Neither spouse has the ability to sell or split their stake without the approval of the other spouse. One party cannot sell their individual stake in a tenancy in common.

When one owns property as a TIC, it is quite straightforward to sell. A TIC may sell their part of the property without the approval of the other owners. This is known as the “right of partition,” and it allows you to sell, mortgage, or even transfer your share to another person or corporation.

If you acquire the agreement in writing, you may construct a Tenants in Common Agreement to put limits on sale or transfer. Nonetheless, a single tenant in common cannot sell the whole property without the other owner’s permission. In general, one owner cannot compel another owner to sell their share if they do not want to.

Even though a joint tenancy or tenancy in full would be preferred, married couples may hold property as tenants in common.

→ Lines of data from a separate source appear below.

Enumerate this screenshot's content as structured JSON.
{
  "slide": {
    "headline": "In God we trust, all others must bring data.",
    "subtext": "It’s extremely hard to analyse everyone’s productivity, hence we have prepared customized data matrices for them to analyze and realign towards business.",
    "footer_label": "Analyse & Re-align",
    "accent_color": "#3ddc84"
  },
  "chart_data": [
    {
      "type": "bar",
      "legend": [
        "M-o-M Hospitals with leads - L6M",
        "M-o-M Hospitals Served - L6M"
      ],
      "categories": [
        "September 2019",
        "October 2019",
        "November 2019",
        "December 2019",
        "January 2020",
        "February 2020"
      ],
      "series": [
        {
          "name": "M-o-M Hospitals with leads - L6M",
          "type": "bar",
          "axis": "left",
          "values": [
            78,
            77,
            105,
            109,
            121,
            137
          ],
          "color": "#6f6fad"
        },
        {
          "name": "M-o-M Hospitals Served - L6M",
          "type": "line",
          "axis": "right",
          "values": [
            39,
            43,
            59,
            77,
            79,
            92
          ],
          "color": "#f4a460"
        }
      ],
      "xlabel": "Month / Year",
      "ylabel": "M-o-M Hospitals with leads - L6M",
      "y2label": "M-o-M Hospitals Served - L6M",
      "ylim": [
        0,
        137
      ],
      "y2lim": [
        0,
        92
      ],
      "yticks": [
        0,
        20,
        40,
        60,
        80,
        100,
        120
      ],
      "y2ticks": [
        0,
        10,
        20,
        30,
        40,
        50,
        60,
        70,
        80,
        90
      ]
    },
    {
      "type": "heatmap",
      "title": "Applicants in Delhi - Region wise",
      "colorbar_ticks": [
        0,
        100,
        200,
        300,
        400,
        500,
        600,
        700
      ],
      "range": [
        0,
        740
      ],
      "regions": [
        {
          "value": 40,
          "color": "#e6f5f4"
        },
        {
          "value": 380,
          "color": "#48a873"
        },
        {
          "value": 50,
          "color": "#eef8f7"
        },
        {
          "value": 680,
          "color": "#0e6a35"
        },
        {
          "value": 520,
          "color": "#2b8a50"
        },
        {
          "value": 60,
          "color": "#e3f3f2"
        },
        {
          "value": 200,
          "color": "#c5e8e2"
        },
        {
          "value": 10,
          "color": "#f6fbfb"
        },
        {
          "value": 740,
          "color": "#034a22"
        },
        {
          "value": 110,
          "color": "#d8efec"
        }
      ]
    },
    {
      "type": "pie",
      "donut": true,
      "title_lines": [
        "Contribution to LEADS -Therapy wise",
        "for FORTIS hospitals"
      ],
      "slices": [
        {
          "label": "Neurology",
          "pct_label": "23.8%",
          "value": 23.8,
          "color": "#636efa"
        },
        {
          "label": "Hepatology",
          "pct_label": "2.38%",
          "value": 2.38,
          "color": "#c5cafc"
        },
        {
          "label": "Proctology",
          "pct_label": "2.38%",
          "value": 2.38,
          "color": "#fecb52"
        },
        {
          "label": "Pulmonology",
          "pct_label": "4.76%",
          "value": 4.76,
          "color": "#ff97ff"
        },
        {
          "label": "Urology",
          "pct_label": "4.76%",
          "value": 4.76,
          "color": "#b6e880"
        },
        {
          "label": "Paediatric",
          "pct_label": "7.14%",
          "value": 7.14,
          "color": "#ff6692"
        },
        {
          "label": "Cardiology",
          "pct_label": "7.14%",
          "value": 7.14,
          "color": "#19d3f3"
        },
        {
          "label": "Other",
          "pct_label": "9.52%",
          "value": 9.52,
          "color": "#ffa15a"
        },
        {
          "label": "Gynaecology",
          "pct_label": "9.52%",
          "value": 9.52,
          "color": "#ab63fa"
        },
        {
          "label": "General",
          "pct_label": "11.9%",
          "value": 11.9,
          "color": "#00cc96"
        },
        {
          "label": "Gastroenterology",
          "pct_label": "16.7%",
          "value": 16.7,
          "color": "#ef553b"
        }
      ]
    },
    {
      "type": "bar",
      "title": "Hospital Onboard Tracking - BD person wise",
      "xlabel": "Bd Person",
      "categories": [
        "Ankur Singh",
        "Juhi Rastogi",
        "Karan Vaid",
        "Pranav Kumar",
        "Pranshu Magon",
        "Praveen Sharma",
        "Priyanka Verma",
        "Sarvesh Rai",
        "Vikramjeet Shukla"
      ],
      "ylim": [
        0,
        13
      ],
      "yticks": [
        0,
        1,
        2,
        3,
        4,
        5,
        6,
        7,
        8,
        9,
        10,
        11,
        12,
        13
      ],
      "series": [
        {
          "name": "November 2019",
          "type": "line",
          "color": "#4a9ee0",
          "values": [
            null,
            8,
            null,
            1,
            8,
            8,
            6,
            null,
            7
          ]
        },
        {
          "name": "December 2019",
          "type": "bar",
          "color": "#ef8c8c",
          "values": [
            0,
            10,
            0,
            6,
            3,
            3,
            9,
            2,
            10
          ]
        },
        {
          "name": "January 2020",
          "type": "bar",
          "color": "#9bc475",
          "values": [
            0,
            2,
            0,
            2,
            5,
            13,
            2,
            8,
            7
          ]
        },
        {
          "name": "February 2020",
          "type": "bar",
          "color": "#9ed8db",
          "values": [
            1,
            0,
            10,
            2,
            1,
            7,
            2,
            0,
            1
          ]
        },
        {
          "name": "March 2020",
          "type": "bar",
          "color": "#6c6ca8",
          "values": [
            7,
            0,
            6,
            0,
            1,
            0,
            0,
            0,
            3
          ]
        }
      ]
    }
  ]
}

Nonetheless, for a number of reasons, couples may choose to hold property as TICs. Listed below are a few examples:

Essentially, a couple may choose a TIC arrangement to satisfy specific estate planning objectives, manage risk concerns, or restrict exposure due to current debt commitments.

A TIC cannot, in general, expel another TIC. Each tenant has equal property rights and duties. There may be certain exceptions, such as domestic or physical violence.

If you have a disagreement with someone who shares ownership of your house, you should consult with a lawyer about your alternatives.

As with any other kind of ownership, there are advantages and disadvantages to owning a property with someone else as a TIC.

Of fact, what is advantageous to one person may be detrimental to another. For example, being able to mortgage your half of the property might be really beneficial. However, if the other owner places a mortgage on the home, it is often a disadvantage. Even though the other owner can only mortgage their portion of the property, you may still have to deal with removing the mortgage when all of the owners desire to sell the property as a whole.

Common Agreement Tenants must be in writing. To identify ownership interests, an oral agreement will not suffice. The deed or transfer paperwork will usually specify how the owners hold the property, such as tenants in common, joint tenants, or tenancy by the whole. A Tenants in Common Agreement may assist to ensure that everyone is on the same page and holds each other accountable for the shared expenditures.